Embattled British Prime Minister Boris Johnson has suffered a fresh blow with the resignation of a senior cabinet minister who told him that the "culling" of Tory MPs who oppose his Brexit plans was "an assault on decency and democracy".
کد خبر: ۹۲۲۵۵۳
تاریخ انتشار: ۱۷ شهريور ۱۳۹۸ - ۰۹:۰۷ 08 September 2019

Embattled British Prime Minister Boris Johnson has suffered a fresh blow with the resignation of a senior cabinet minister who told him that the "culling" of Tory MPs who oppose his Brexit plans was "an assault on decency and democracy".

Work and Pensions Secretary Amber Rudd said in a letter to the Prime Minister that she was resigning because "I no longer believe leaving with a deal is the government's main objective".

Last week Johnson kicked 21 MPS out of the parliamentary Conservative Party after they sided with the opposition to pass a law designed to prevent Britain from leaving the European Union next month without a divorce deal.

"This short-sighted culling of my colleagues has stripped the party of broad-minded and dedicated Conservative MPs. I cannot support this act of political vandalism," wrote Rudd, who said she is also quitting the party and will sit as an independent.

Those expelled included the longest-serving Conservative in Parliament, Kenneth Clarke, Winston Churchill's grandson Nicholas Soames and former Chancellor Philip Hammond who has said he is considering taking the matter to court, vowing not to be “pushed out” of the party by “unelected Downing Street advisers”.

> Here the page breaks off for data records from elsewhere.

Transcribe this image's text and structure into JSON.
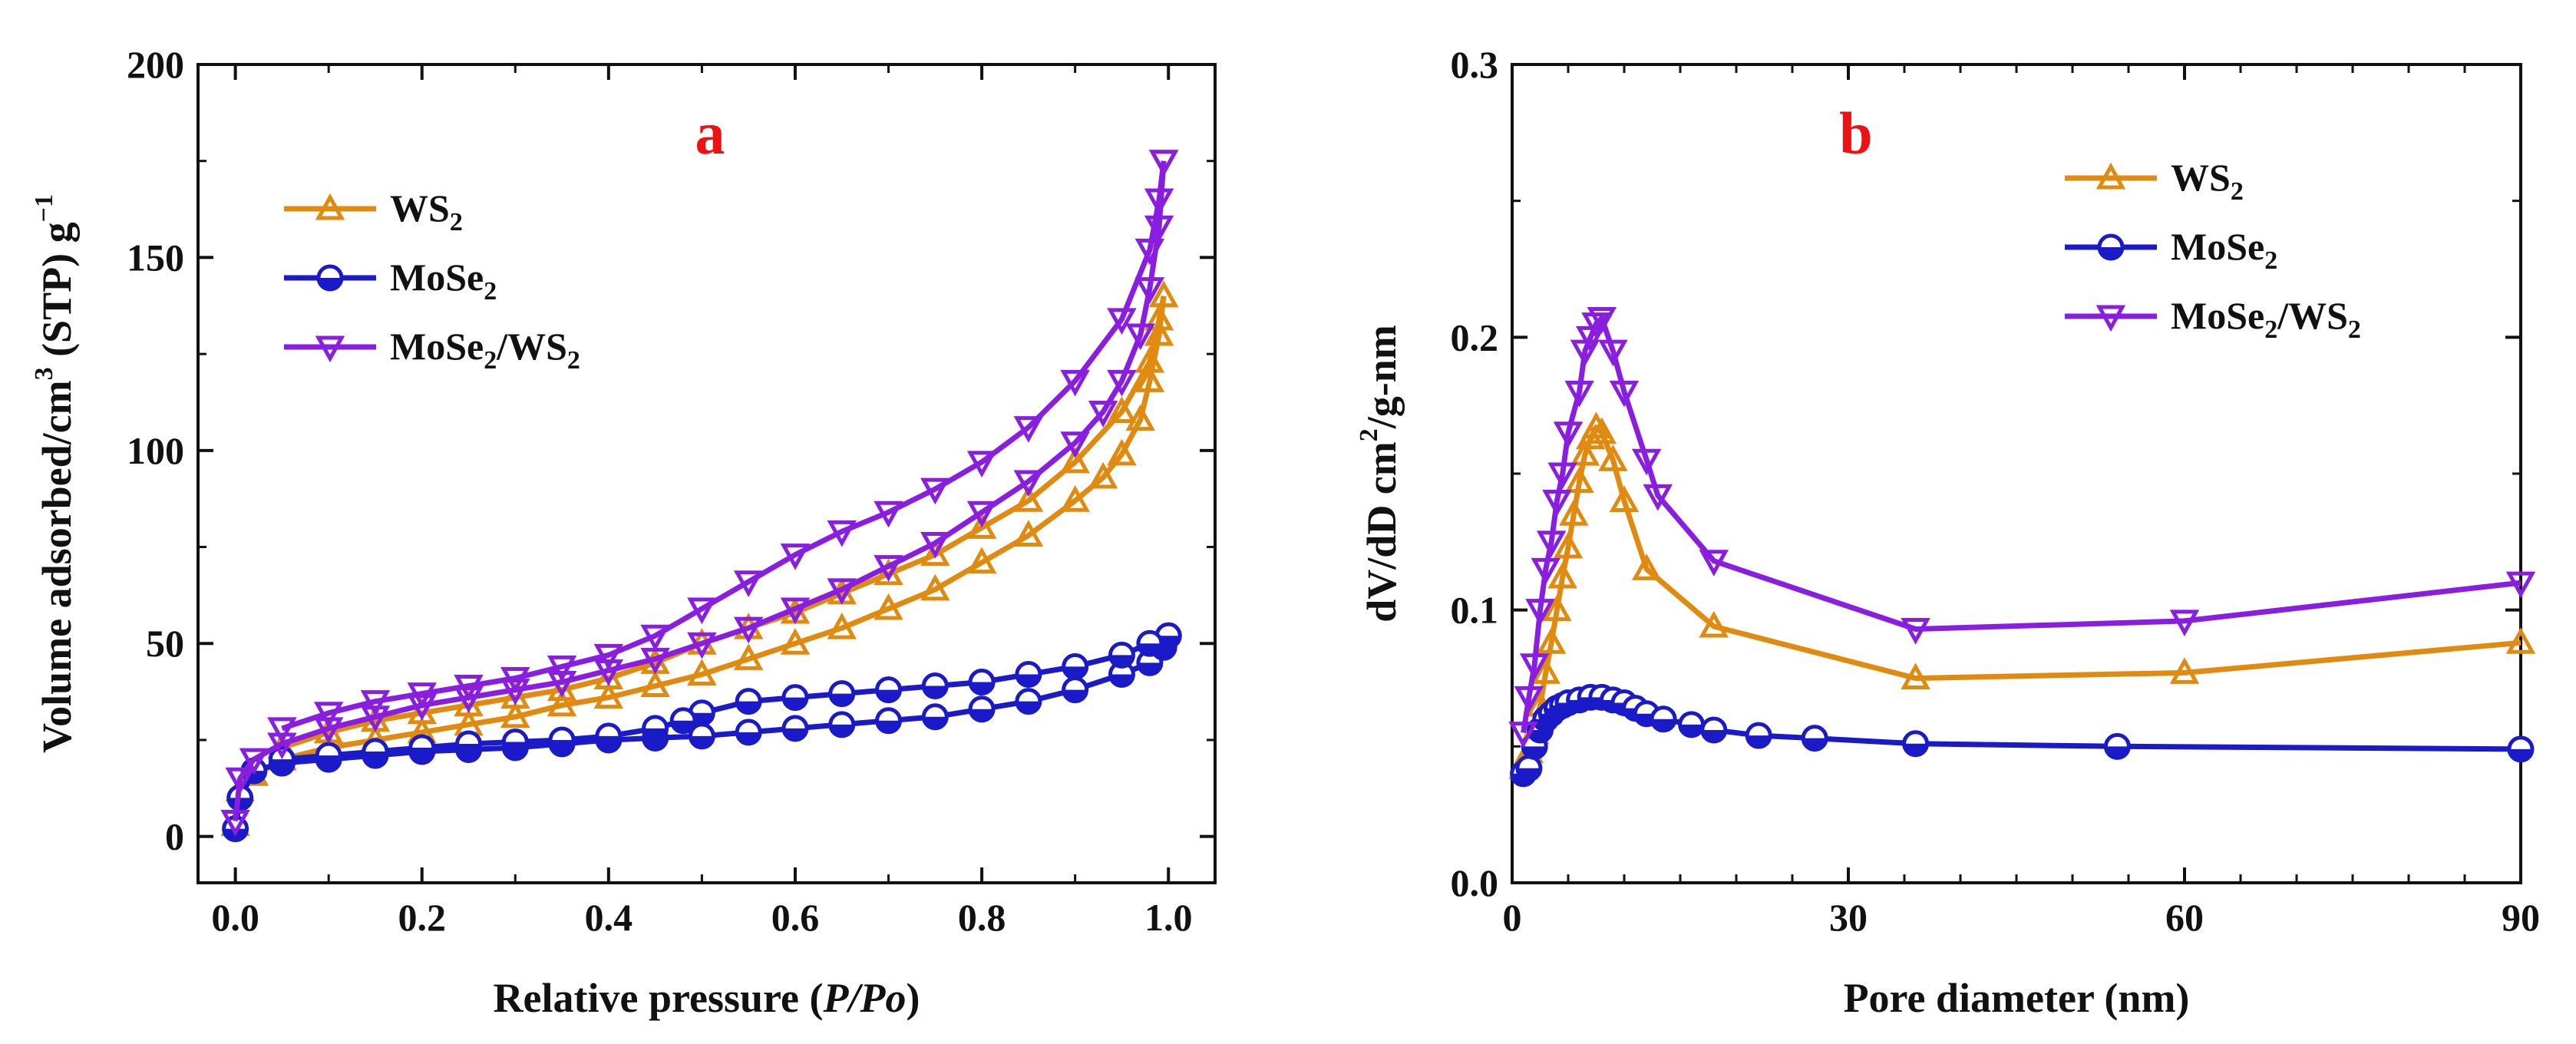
{
  "colors": {
    "ws2": "#e08a10",
    "mose2": "#1a1ac8",
    "mose2ws2": "#8a1ee0",
    "panel_label": "#ee1111"
  },
  "chart_data": [
    {
      "type": "line",
      "panel_label": "a",
      "xlabel_pre": "Relative pressure (",
      "xlabel_italic": "P/Po",
      "xlabel_post": ")",
      "ylabel_pre": "Volume adsorbed/cm",
      "ylabel_sup3": "3",
      "ylabel_mid": " (STP) g",
      "ylabel_supm1": "−1",
      "xlim": [
        -0.04,
        1.05
      ],
      "ylim": [
        -12,
        200
      ],
      "xticks": [
        0.0,
        0.2,
        0.4,
        0.6,
        0.8,
        1.0
      ],
      "xtick_labels": [
        "0.0",
        "0.2",
        "0.4",
        "0.6",
        "0.8",
        "1.0"
      ],
      "yticks": [
        0,
        50,
        100,
        150,
        200
      ],
      "ytick_labels": [
        "0",
        "50",
        "100",
        "150",
        "200"
      ],
      "legend": {
        "position": "top-left",
        "items": [
          {
            "key": "ws2",
            "base": "WS",
            "sub": "2"
          },
          {
            "key": "mose2",
            "base": "MoSe",
            "sub": "2"
          },
          {
            "key": "mose2ws2",
            "base": "MoSe",
            "sub": "2",
            "base2": "/WS",
            "sub2": "2"
          }
        ]
      },
      "series": [
        {
          "key": "ws2",
          "name": "WS2",
          "marker": "triangle-up",
          "adsorption": [
            [
              0.0,
              3
            ],
            [
              0.005,
              12
            ],
            [
              0.02,
              16
            ],
            [
              0.05,
              20
            ],
            [
              0.1,
              23
            ],
            [
              0.15,
              25
            ],
            [
              0.2,
              27
            ],
            [
              0.25,
              29
            ],
            [
              0.3,
              31
            ],
            [
              0.35,
              34
            ],
            [
              0.4,
              36
            ],
            [
              0.45,
              39
            ],
            [
              0.5,
              42
            ],
            [
              0.55,
              46
            ],
            [
              0.6,
              50
            ],
            [
              0.65,
              54
            ],
            [
              0.7,
              59
            ],
            [
              0.75,
              64
            ],
            [
              0.8,
              71
            ],
            [
              0.85,
              78
            ],
            [
              0.9,
              87
            ],
            [
              0.93,
              93
            ],
            [
              0.95,
              99
            ],
            [
              0.97,
              108
            ],
            [
              0.98,
              118
            ],
            [
              0.99,
              130
            ],
            [
              0.995,
              140
            ]
          ],
          "desorption": [
            [
              0.995,
              140
            ],
            [
              0.99,
              134
            ],
            [
              0.98,
              123
            ],
            [
              0.95,
              110
            ],
            [
              0.9,
              97
            ],
            [
              0.85,
              87
            ],
            [
              0.8,
              80
            ],
            [
              0.75,
              73
            ],
            [
              0.7,
              68
            ],
            [
              0.65,
              63
            ],
            [
              0.6,
              58
            ],
            [
              0.55,
              54
            ],
            [
              0.5,
              50
            ],
            [
              0.45,
              45
            ],
            [
              0.4,
              41
            ],
            [
              0.35,
              38
            ],
            [
              0.3,
              36
            ],
            [
              0.25,
              34
            ],
            [
              0.2,
              32
            ],
            [
              0.15,
              30
            ],
            [
              0.1,
              27
            ],
            [
              0.05,
              23
            ]
          ]
        },
        {
          "key": "mose2",
          "name": "MoSe2",
          "marker": "circle-half",
          "adsorption": [
            [
              0.0,
              2
            ],
            [
              0.005,
              10
            ],
            [
              0.02,
              17
            ],
            [
              0.05,
              19
            ],
            [
              0.1,
              20
            ],
            [
              0.15,
              21
            ],
            [
              0.2,
              22
            ],
            [
              0.25,
              22.5
            ],
            [
              0.3,
              23
            ],
            [
              0.35,
              24
            ],
            [
              0.4,
              25
            ],
            [
              0.45,
              25.5
            ],
            [
              0.5,
              26
            ],
            [
              0.55,
              27
            ],
            [
              0.6,
              28
            ],
            [
              0.65,
              29
            ],
            [
              0.7,
              30
            ],
            [
              0.75,
              31
            ],
            [
              0.8,
              33
            ],
            [
              0.85,
              35
            ],
            [
              0.9,
              38
            ],
            [
              0.95,
              42
            ],
            [
              0.98,
              45
            ],
            [
              0.995,
              49
            ],
            [
              1.0,
              52
            ]
          ],
          "desorption": [
            [
              1.0,
              52
            ],
            [
              0.98,
              50
            ],
            [
              0.95,
              47
            ],
            [
              0.9,
              44
            ],
            [
              0.85,
              42
            ],
            [
              0.8,
              40
            ],
            [
              0.75,
              39
            ],
            [
              0.7,
              38
            ],
            [
              0.65,
              37
            ],
            [
              0.6,
              36
            ],
            [
              0.55,
              35
            ],
            [
              0.5,
              32
            ],
            [
              0.48,
              30
            ],
            [
              0.45,
              28
            ],
            [
              0.4,
              26
            ],
            [
              0.35,
              25
            ],
            [
              0.3,
              24.5
            ],
            [
              0.25,
              24
            ],
            [
              0.2,
              23
            ],
            [
              0.15,
              22
            ],
            [
              0.1,
              21
            ],
            [
              0.05,
              20
            ]
          ]
        },
        {
          "key": "mose2ws2",
          "name": "MoSe2/WS2",
          "marker": "triangle-down",
          "adsorption": [
            [
              0.0,
              4
            ],
            [
              0.005,
              15
            ],
            [
              0.02,
              20
            ],
            [
              0.05,
              24
            ],
            [
              0.1,
              28
            ],
            [
              0.15,
              31
            ],
            [
              0.2,
              34
            ],
            [
              0.25,
              36
            ],
            [
              0.3,
              38
            ],
            [
              0.35,
              40
            ],
            [
              0.4,
              43
            ],
            [
              0.45,
              46
            ],
            [
              0.5,
              50
            ],
            [
              0.55,
              54
            ],
            [
              0.6,
              59
            ],
            [
              0.65,
              64
            ],
            [
              0.7,
              70
            ],
            [
              0.75,
              76
            ],
            [
              0.8,
              84
            ],
            [
              0.85,
              92
            ],
            [
              0.9,
              102
            ],
            [
              0.93,
              110
            ],
            [
              0.95,
              118
            ],
            [
              0.97,
              130
            ],
            [
              0.98,
              142
            ],
            [
              0.99,
              158
            ],
            [
              0.995,
              175
            ]
          ],
          "desorption": [
            [
              0.995,
              175
            ],
            [
              0.99,
              165
            ],
            [
              0.98,
              152
            ],
            [
              0.95,
              134
            ],
            [
              0.9,
              118
            ],
            [
              0.85,
              106
            ],
            [
              0.8,
              97
            ],
            [
              0.75,
              90
            ],
            [
              0.7,
              84
            ],
            [
              0.65,
              79
            ],
            [
              0.6,
              73
            ],
            [
              0.55,
              66
            ],
            [
              0.5,
              59
            ],
            [
              0.45,
              52
            ],
            [
              0.4,
              47
            ],
            [
              0.35,
              44
            ],
            [
              0.3,
              41
            ],
            [
              0.25,
              39
            ],
            [
              0.2,
              37
            ],
            [
              0.15,
              35
            ],
            [
              0.1,
              32
            ],
            [
              0.05,
              28
            ]
          ]
        }
      ]
    },
    {
      "type": "line",
      "panel_label": "b",
      "xlabel": "Pore diameter (nm)",
      "ylabel_pre": "dV/dD cm",
      "ylabel_sup": "2",
      "ylabel_post": "/g-nm",
      "xlim": [
        0,
        90
      ],
      "ylim": [
        0,
        0.3
      ],
      "xticks": [
        0,
        30,
        60,
        90
      ],
      "xtick_labels": [
        "0",
        "30",
        "60",
        "90"
      ],
      "yticks": [
        0.0,
        0.1,
        0.2,
        0.3
      ],
      "ytick_labels": [
        "0.0",
        "0.1",
        "0.2",
        "0.3"
      ],
      "legend": {
        "position": "top-right",
        "items": [
          {
            "key": "ws2",
            "base": "WS",
            "sub": "2"
          },
          {
            "key": "mose2",
            "base": "MoSe",
            "sub": "2"
          },
          {
            "key": "mose2ws2",
            "base": "MoSe",
            "sub": "2",
            "base2": "/WS",
            "sub2": "2"
          }
        ]
      },
      "series": [
        {
          "key": "ws2",
          "name": "WS2",
          "marker": "triangle-up",
          "points": [
            [
              1,
              0.042
            ],
            [
              1.5,
              0.048
            ],
            [
              2,
              0.055
            ],
            [
              2.5,
              0.065
            ],
            [
              3,
              0.077
            ],
            [
              3.5,
              0.088
            ],
            [
              4,
              0.1
            ],
            [
              4.5,
              0.112
            ],
            [
              5,
              0.123
            ],
            [
              5.5,
              0.135
            ],
            [
              6,
              0.147
            ],
            [
              6.5,
              0.157
            ],
            [
              7,
              0.163
            ],
            [
              7.5,
              0.167
            ],
            [
              8,
              0.165
            ],
            [
              9,
              0.155
            ],
            [
              10,
              0.14
            ],
            [
              12,
              0.115
            ],
            [
              18,
              0.094
            ],
            [
              36,
              0.075
            ],
            [
              60,
              0.077
            ],
            [
              90,
              0.088
            ]
          ]
        },
        {
          "key": "mose2",
          "name": "MoSe2",
          "marker": "circle-half",
          "points": [
            [
              1,
              0.04
            ],
            [
              1.5,
              0.042
            ],
            [
              2,
              0.05
            ],
            [
              2.5,
              0.056
            ],
            [
              3,
              0.06
            ],
            [
              3.5,
              0.062
            ],
            [
              4,
              0.064
            ],
            [
              4.5,
              0.065
            ],
            [
              5,
              0.066
            ],
            [
              6,
              0.067
            ],
            [
              7,
              0.068
            ],
            [
              8,
              0.068
            ],
            [
              9,
              0.067
            ],
            [
              10,
              0.066
            ],
            [
              11,
              0.064
            ],
            [
              12,
              0.062
            ],
            [
              13.5,
              0.06
            ],
            [
              16,
              0.058
            ],
            [
              18,
              0.056
            ],
            [
              22,
              0.054
            ],
            [
              27,
              0.053
            ],
            [
              36,
              0.051
            ],
            [
              54,
              0.05
            ],
            [
              90,
              0.049
            ]
          ]
        },
        {
          "key": "mose2ws2",
          "name": "MoSe2/WS2",
          "marker": "triangle-down",
          "points": [
            [
              1,
              0.055
            ],
            [
              1.5,
              0.068
            ],
            [
              2,
              0.08
            ],
            [
              2.5,
              0.1
            ],
            [
              3,
              0.115
            ],
            [
              3.5,
              0.125
            ],
            [
              4,
              0.14
            ],
            [
              4.5,
              0.15
            ],
            [
              5,
              0.165
            ],
            [
              6,
              0.18
            ],
            [
              6.5,
              0.195
            ],
            [
              7,
              0.2
            ],
            [
              7.5,
              0.205
            ],
            [
              8,
              0.207
            ],
            [
              9,
              0.195
            ],
            [
              10,
              0.18
            ],
            [
              12,
              0.155
            ],
            [
              13,
              0.142
            ],
            [
              18,
              0.118
            ],
            [
              36,
              0.093
            ],
            [
              60,
              0.096
            ],
            [
              90,
              0.11
            ]
          ]
        }
      ]
    }
  ]
}
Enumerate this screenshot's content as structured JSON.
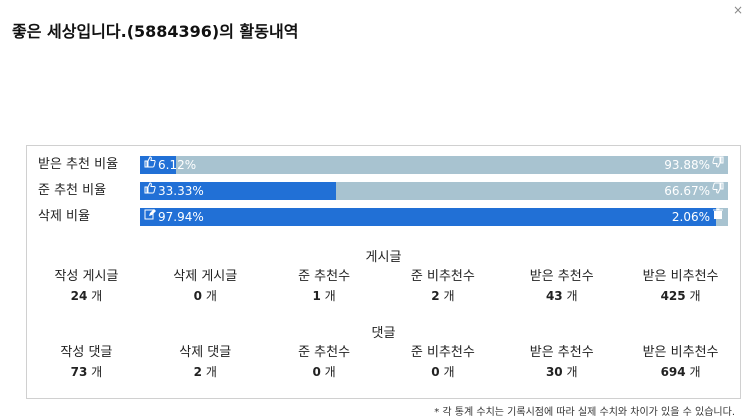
{
  "title": "좋은 세상입니다.(5884396)의 활동내역",
  "close_icon": "×",
  "bars": [
    {
      "label": "받은 추천 비율",
      "left_text": "6.12%",
      "right_text": "93.88%",
      "fill": 0.0612,
      "left_icon": "thumbs-up-icon",
      "right_icon": "thumbs-down-icon"
    },
    {
      "label": "준 추천 비율",
      "left_text": "33.33%",
      "right_text": "66.67%",
      "fill": 0.3333,
      "left_icon": "thumbs-up-icon",
      "right_icon": "thumbs-down-icon"
    },
    {
      "label": "삭제 비율",
      "left_text": "97.94%",
      "right_text": "2.06%",
      "fill": 0.9794,
      "left_icon": "edit-icon",
      "right_icon": "trash-icon"
    }
  ],
  "posts": {
    "title": "게시글",
    "stats": [
      {
        "label": "작성 게시글",
        "value": "24",
        "unit": "개"
      },
      {
        "label": "삭제 게시글",
        "value": "0",
        "unit": "개"
      },
      {
        "label": "준 추천수",
        "value": "1",
        "unit": "개"
      },
      {
        "label": "준 비추천수",
        "value": "2",
        "unit": "개"
      },
      {
        "label": "받은 추천수",
        "value": "43",
        "unit": "개"
      },
      {
        "label": "받은 비추천수",
        "value": "425",
        "unit": "개"
      }
    ]
  },
  "comments": {
    "title": "댓글",
    "stats": [
      {
        "label": "작성 댓글",
        "value": "73",
        "unit": "개"
      },
      {
        "label": "삭제 댓글",
        "value": "2",
        "unit": "개"
      },
      {
        "label": "준 추천수",
        "value": "0",
        "unit": "개"
      },
      {
        "label": "준 비추천수",
        "value": "0",
        "unit": "개"
      },
      {
        "label": "받은 추천수",
        "value": "30",
        "unit": "개"
      },
      {
        "label": "받은 비추천수",
        "value": "694",
        "unit": "개"
      }
    ]
  },
  "footnote": "* 각 통계 수치는 기록시점에 따라 실제 수치와 차이가 있을 수 있습니다.",
  "colors": {
    "fill": "#2170d6",
    "track": "#a8c3d0"
  }
}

Writing in his local newspaper, Mr Hammond said “I am saddened that the Conservative Party (run by people who were serial rebels under Theresa May) has resorted to purging anyone expressing dissent.”

Johnson says Britain must leave the EU as scheduled on October 31 even if there is no divorce agreement with the bloc. But his plan is meeting fierce resistance, even from those closest to him.

Last week his younger brother, Jo Johnson, also quit the government over Brexit, saying he had been "torn between family loyalty and the national interest".

The Prime Minister is seeking a snap election on October 15 as a way to break the deadlock over Brexit, but MPs and peers last week rejected his call for an early poll.

The House of Lords passed a bill on Friday in effect blocking a no-deal Brexit, paving the way for it to become law.

Asked if he would obey the new law's demand for him to write to EU leaders requesting more time, Mr Johnson said said this week he would rather be "dead in a ditch" than seek a postponement. "I will not [write to Brussels]. I don't want a delay."

According to The Daily Telegraph, the Prime Minister wrote to Tory party members on Friday evening, telling them: "They just passed a law that would force me to beg Brussels for an extension to the Brexit deadline. This is something I will never do."

Former Conservative leader Iain Duncan Smith encouraged Johnson to break the law, saying he would be seen as a Brexit "martyr" if judges opted to put him jail for breaching Parliament's terms.

If Johnson fails to carry out the will of Parliament, he risks being taken to court and, if a judge ordered him to obey Parliament, he could be held in contempt and even jailed if he refused.

He is due to try to get an election called again on Monday, but opposition parties say they will veto that attempt, too.

They want to postpone an election until Britain has secured a delay to the October 31 Brexit deadline, removing the risk the UK could crash out without a deal.

Most economists say a no-deal Brexit would severely disrupt trade with the EU and plunge Britain into recession.